A l’impossible nul n’est tenu et pourtant
Fabien Cancellara l’a fait !
Il a réussi l’exploit impossible sur les
pavés de l’Enfer du Nord où l’extraordinaire champion suisse a flirté avec la
défaite avant de signer l’une des plus belles victoires de sa carrière, la
troisième à Roubaix après 2006 et 2010. Une victoire au sprint au détriment de
l’athlétique Belge Jef Vanmarcke (24 ans), l’un des grands animateurs du jour,
qui l’a accompagné jusqu’au bout et même relayé sur les derniers quinze
kilomètres avant de céder à 20 m de la ligne face au phénoménal Bernois, plus fort que jamais à 32
ans mais qui a terminé épuisé, au bord de l’évanouissement !

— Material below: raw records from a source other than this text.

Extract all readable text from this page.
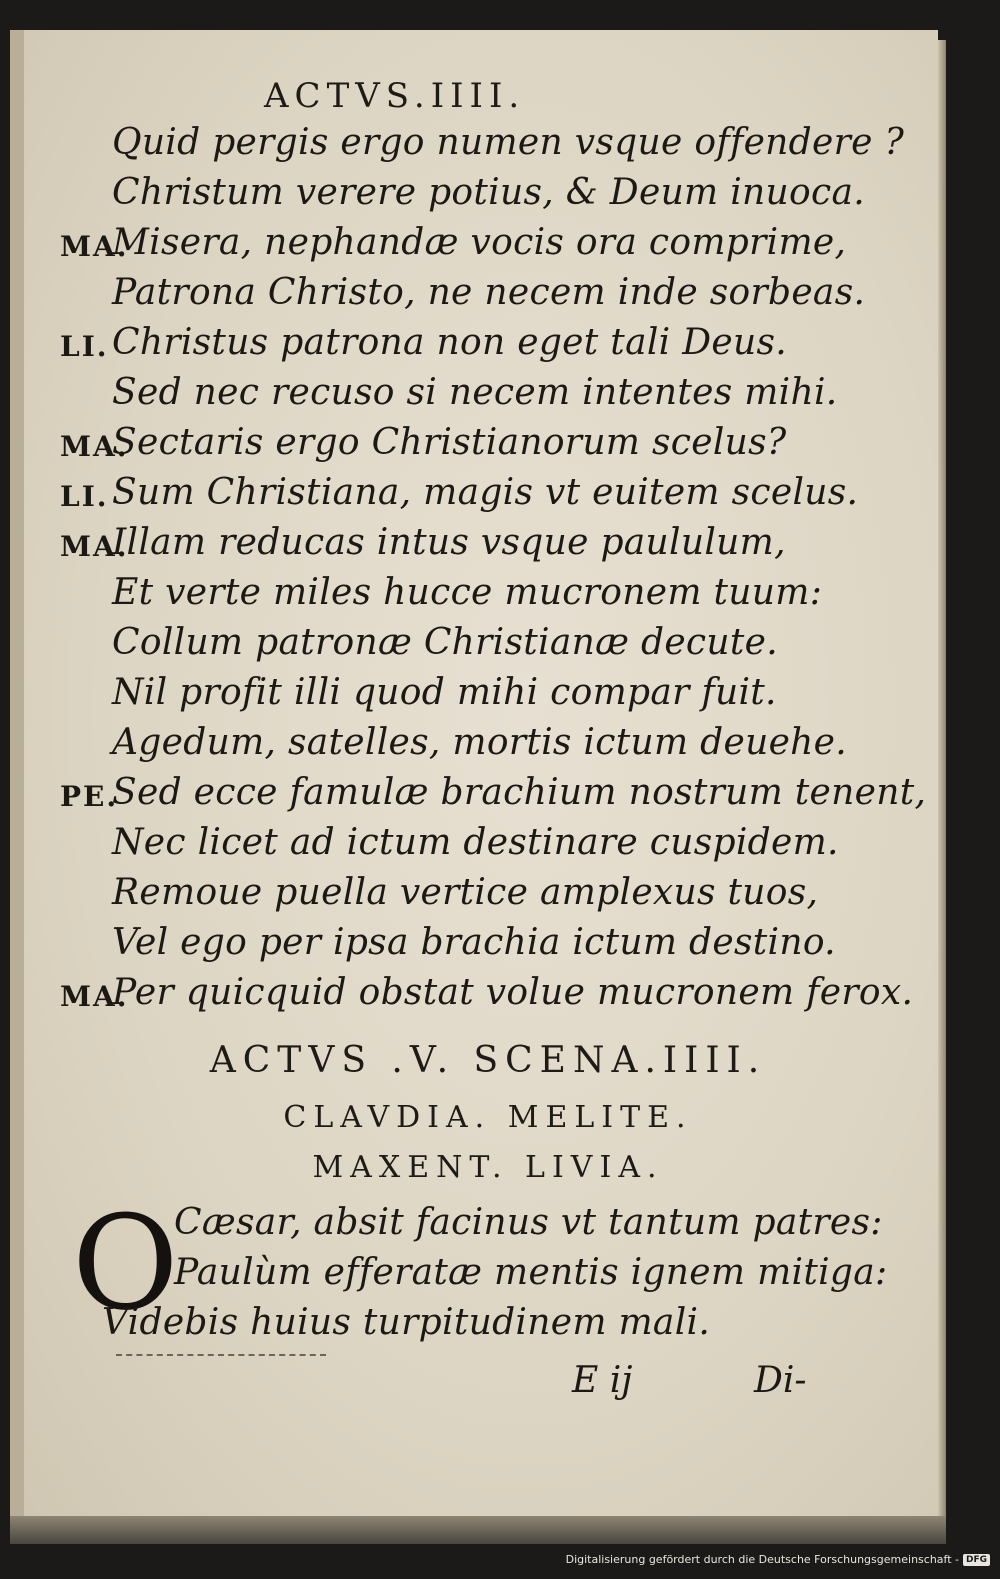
ACTVS.IIII.
Quid pergis ergo numen vsque offendere ?
Christum verere potius, & Deum inuoca.
MA.
Misera, nephandæ vocis ora comprime,
Patrona Christo, ne necem inde sorbeas.
LI. Christus patrona non eget tali Deus.
Sed nec recuso si necem intentes mihi.
MA.
Sectaris ergo Christianorum scelus?
LI. Sum Christiana, magis vt euitem scelus.
MA.
Illam reducas intus vsque paululum,
Et verte miles hucce mucronem tuum:
Collum patronæ Christianæ decute.
Nil profit illi quod mihi compar fuit.
Agedum, satelles, mortis ictum deuehe.
PE.
Sed ecce famulæ brachium nostrum tenent,
Nec licet ad ictum destinare cuspidem.
Remoue puella vertice amplexus tuos,
Vel ego per ipsa brachia ictum destino.
MA.
Per quicquid obstat volue mucronem ferox.
ACTVS .V. SCENA.IIII.
CLAVDIA. MELITE.
MAXENT. LIVIA.
O
Cæsar, absit facinus vt tantum patres:
Paulùm efferatæ mentis ignem mitiga:
Videbis huius turpitudinem mali.
E ij	Di-
Digitalisierung gefördert durch die Deutsche Forschungsgemeinschaft - DFG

Pour en arriver là, il a fallu à Fabian faire preuve d’une formidable volonté et de beaucoup de sang froid pour maîtriser tous les mouvements d’une course rapide qui a longtemps empêché la véritable sélection. Totalement isolé au sein du groupe de tête, après avoir lui-même fait le forcing (qui a aussi éliminé ses équipiers) à plus de cinquante kilomètres de l’arrivée, il s’est offert ensuite aux attaques de l’opposition, notamment celles d’Omega Pharma-Quick Step, l’équipe la mieux représentée à l’avant avec Vandenbergh, Tepstra, Chavanel et Stybar. Mais le Bernois a su desserrer l’étreinte aux moments clé et rétablir par des initiatives personnelles des situations souvent compromises.
Une nouvelle démonstration de son sens de la course et de sa phénoménale puissance de train qui a pu annuler toutes les tentatives de le piéger. Mais à quel prix ! L’avant-dernière, à 29 km de Roubaix, lui a coûté beaucoup de forces. Seul il est ainsi revenu sur un groupe de huit où figuraient Vandenbergh, Vanmarcke, Langeveld, Stybar, van Avermaet, Paolini, Flecha et le Français Gaudin, l’une des révélations de la course, lequel a beaucoup payé de sa personne. Mais alors que le futur vainqueur s’octroyait un petit temps de récupération, Vandenbergh et Vanmarcke se faisaient la belle. Et rebelote pour Fabian qui accélérait sur les pavés de Cysoing, à 23 km, mais avec dans sa roue un Stybar totalement passif ! Qu’importe, en l’espace d’à peine cinq kilomètres d’une poursuite haletante, Fabian bouchait un « trou » de 40 secondes et revenait sur les deux échappés.
Désormais ils n’étaient plus que quatre à postuler à la victoire alors que se présentait le fameux secteur du "Carrefour de l’arbre", le dernier endroit stratégique, noyé au milieu d’une foule immense, à 16 km. Sur des accélérations de Vanmarcke, étonnant, puis de Cancellara, tour à tour Vandenbergh puis Stybar perdaient le contact après avoir heurté des spectateurs. Exit les deux adversaires qui auraient pu poser problème en cas de final à quatre.
Pendant quelques instants, Cancellara et Vanmarcke se tiraient la bourre avant de collaborer. De longues minutes au cours desquelles Fabian avait tout loisir de gamberger face à la pointe de vitesse du Belge, crédité l’an passé d’un succès au sprint sur Boonen en personne au GP Het Nieuwsbland ! Il tentait alors de le surprendre par un démarrage en force sur le faux plat de Hem, à 4 km. mais en vain. On sentait le jeune Flamand très sûr de lui. Il le prouvait en manoeuvrant habilement sur le vélodrome de Roubaix mais au prix d’un ultime effort surhumain Cancellara confirmait magnifiquement son rôle de favori no. 1.
Mission accomplie pour Cancellara, mais jamais il n’aura dû se démener aussi durement pour réaliser ce deuxième doublé Tour des Flandres-Paris-Roubaix qui l’installe définitivement dans le Gotha du vélo. Il est allé au bout de ses réserves et a offert de lui l’image d’un champion exceptionnel, aussi bien dans l’adversité que dans la réussite. C’est tout à son honneur et l’on n’oubliera pas de sitôt les grands moments d’émotion qu’il nous a offerts.